The controversial method has been a cause of contention for many, and were previously limited by former Home Secretary and now Prime Minister Theresa May due to racism claims.

However the move to increase stop and search was widely supported during a public consultation early this year. They showed that 90% of respondents, including senior police officers, back the change.


The Home Secretary said that the "mindset of Government needs to shift" to combat the violent epidemic. One of Javid's ideas is a "public health" approach to the issue, and said violent offending should be treated like the “outbreak of some virulent disease.”

"Just as we can design products to prevent crime, we can also design policy to shape the lives of young people to prevent criminality,” said Javid.

"Changing the lives of young people will not be an easy task. Crime has a way of drawing in those who feel worthless."

“No future should be pre-determined by where you're born, or how you're brought up. We cannot afford to leave anyone behind.”

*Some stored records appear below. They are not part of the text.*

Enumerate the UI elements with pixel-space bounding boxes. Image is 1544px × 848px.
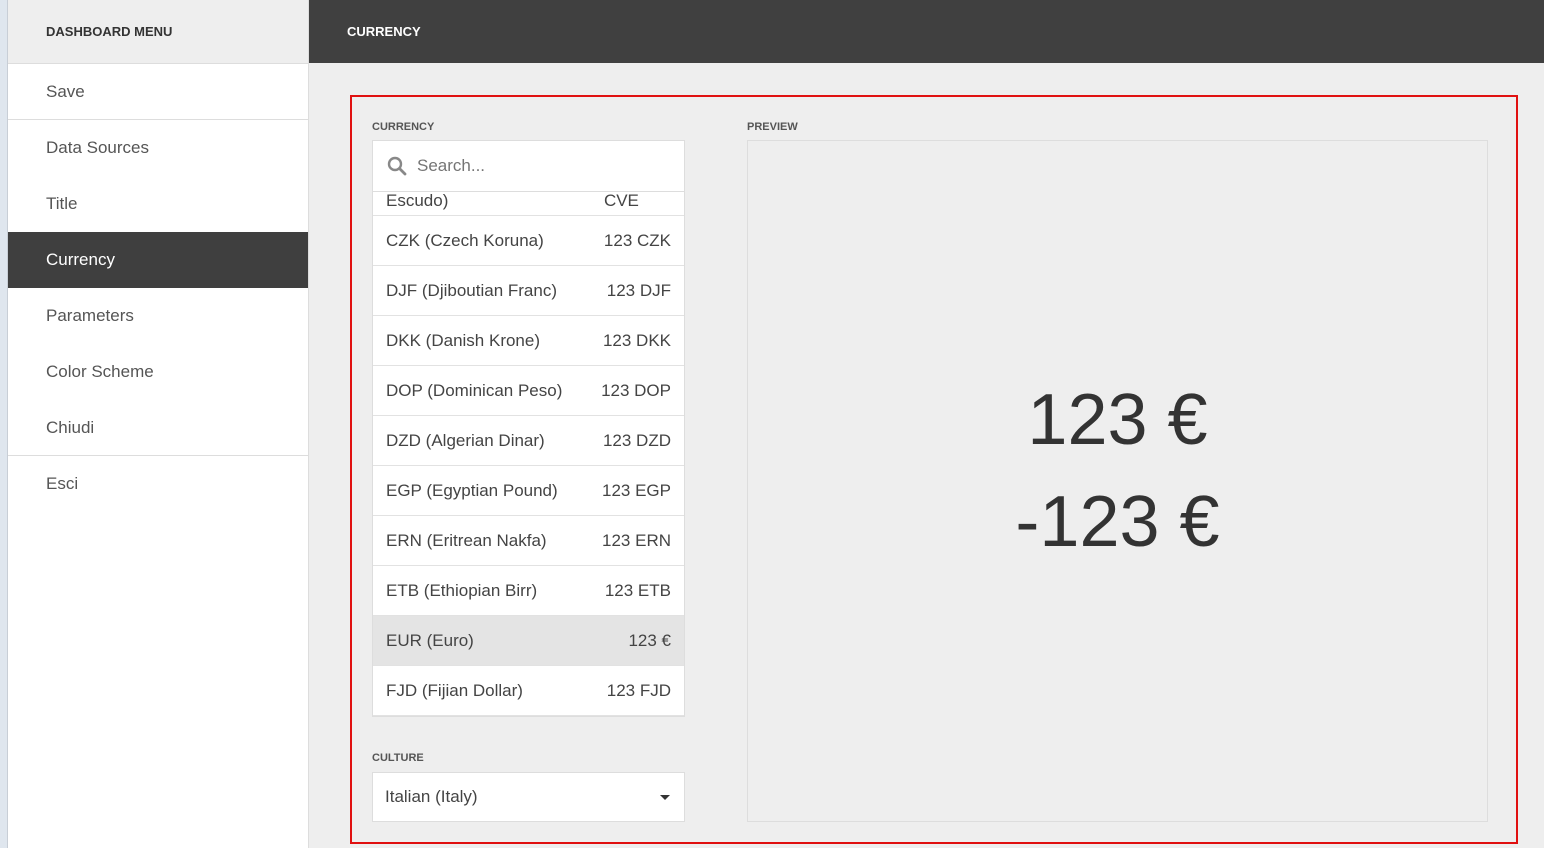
menu-title: DASHBOARD MENU bbox=[8, 0, 308, 64]
sidebar-item-esci[interactable]: Esci bbox=[8, 456, 308, 512]
search-icon bbox=[387, 156, 407, 176]
currency-sample: 123 € bbox=[628, 630, 671, 650]
sidebar-item-currency[interactable]: Currency bbox=[8, 232, 308, 288]
search-box bbox=[373, 141, 684, 192]
currency-name: DOP (Dominican Peso) bbox=[386, 380, 563, 400]
currency-sample: 123 FJD bbox=[606, 680, 671, 700]
currency-name: DZD (Algerian Dinar) bbox=[386, 430, 545, 450]
window-edge bbox=[0, 0, 8, 848]
currency-row[interactable]: DOP (Dominican Peso) 123 DOP bbox=[373, 366, 684, 416]
currency-row[interactable]: DKK (Danish Krone) 123 DKK bbox=[373, 316, 684, 366]
currency-sample: 123 ETB bbox=[604, 580, 671, 600]
currency-row[interactable]: ETB (Ethiopian Birr) 123 ETB bbox=[373, 566, 684, 616]
currency-sample: 123 DZD bbox=[602, 430, 671, 450]
currency-name: DJF (Djiboutian Franc) bbox=[386, 280, 557, 300]
currency-row[interactable]: ERN (Eritrean Nakfa) 123 ERN bbox=[373, 516, 684, 566]
currency-sample: 123 DKK bbox=[602, 330, 671, 350]
sidebar-item-chiudi[interactable]: Chiudi bbox=[8, 400, 308, 456]
dashboard-menu: DASHBOARD MENU Save Data Sources Title C… bbox=[8, 0, 309, 848]
sidebar-item-data-sources[interactable]: Data Sources bbox=[8, 120, 308, 176]
currency-name: CZK (Czech Koruna) bbox=[386, 230, 544, 250]
currency-row[interactable]: EGP (Egyptian Pound) 123 EGP bbox=[373, 466, 684, 516]
currency-sample: 123 DJF bbox=[606, 280, 671, 300]
caret-down-icon bbox=[660, 794, 670, 800]
currency-row[interactable]: DJF (Djiboutian Franc) 123 DJF bbox=[373, 266, 684, 316]
sidebar-item-save[interactable]: Save bbox=[8, 64, 308, 120]
sidebar-item-parameters[interactable]: Parameters bbox=[8, 288, 308, 344]
currency-name: DKK (Danish Krone) bbox=[386, 330, 541, 350]
currency-name: ERN (Eritrean Nakfa) bbox=[386, 530, 547, 550]
currency-sample: 123 ERN bbox=[602, 530, 671, 550]
culture-value: Italian (Italy) bbox=[385, 787, 478, 806]
preview-panel: 123 € -123 € bbox=[747, 140, 1488, 822]
sidebar-item-title[interactable]: Title bbox=[8, 176, 308, 232]
currency-row[interactable]: FJD (Fijian Dollar) 123 FJD bbox=[373, 666, 684, 716]
currency-row[interactable]: CZK (Czech Koruna) 123 CZK bbox=[373, 216, 684, 266]
page-title: CURRENCY bbox=[309, 0, 1544, 63]
currency-name: ETB (Ethiopian Birr) bbox=[386, 580, 538, 600]
currency-name: FJD (Fijian Dollar) bbox=[386, 680, 523, 700]
currency-sample: 123 DOP bbox=[601, 380, 671, 400]
currency-row[interactable]: EUR (Euro) 123 € bbox=[373, 616, 684, 666]
currency-label: CURRENCY bbox=[372, 121, 435, 133]
currency-row[interactable]: DZD (Algerian Dinar) 123 DZD bbox=[373, 416, 684, 466]
currency-sample: 123 EGP bbox=[602, 480, 671, 500]
sidebar-item-color-scheme[interactable]: Color Scheme bbox=[8, 344, 308, 400]
culture-select[interactable]: Italian (Italy) bbox=[372, 772, 685, 822]
currency-name: EGP (Egyptian Pound) bbox=[386, 480, 558, 500]
culture-label: CULTURE bbox=[372, 752, 424, 764]
preview-negative: -123 € bbox=[1015, 482, 1220, 562]
preview-label: PREVIEW bbox=[747, 121, 798, 133]
currency-name: EUR (Euro) bbox=[386, 630, 474, 650]
preview-positive: 123 € bbox=[1027, 380, 1208, 460]
search-input[interactable] bbox=[417, 156, 657, 176]
currency-list[interactable]: CVE (Cape Verdean Escudo)123 CVECZK (Cze… bbox=[372, 140, 685, 717]
currency-sample: 123 CZK bbox=[603, 230, 671, 250]
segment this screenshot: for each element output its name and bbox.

In addition, the father of four discussed his own fears for his children. “I may be the Home Secretary but I'm not ashamed to confess; I have stayed up late at night waiting to hear the key turning in the door. And only then going to bed knowing that they have come home safe and sound.

“And like any other dad, when I watch the news and see the faces of all those young victims of knife crime I despair at the waste of those lives.”

Speaking of his own experience, he added: “I grew up on what was dubbed by one tabloid as "the most dangerous street in Britain". It's not so difficult to see how instead of being Cabinet, I could have been taken in to a life of crime.

“There were the pupils at school that shoplifted, and asked if I wanted to help. The drug dealers who stood near the school gates and told you by joining in you could make easy money.

“But I was lucky. I had loving and supporting parents, who despite their own circumstances gave me security. I had some brilliant teachers who motivated me to go further than what was expected of me.

“I even had a girlfriend who believed in me and supported me despite my lack of prospects and went onto to become my wife. Thanks to them all I have built a better life for myself and my family.”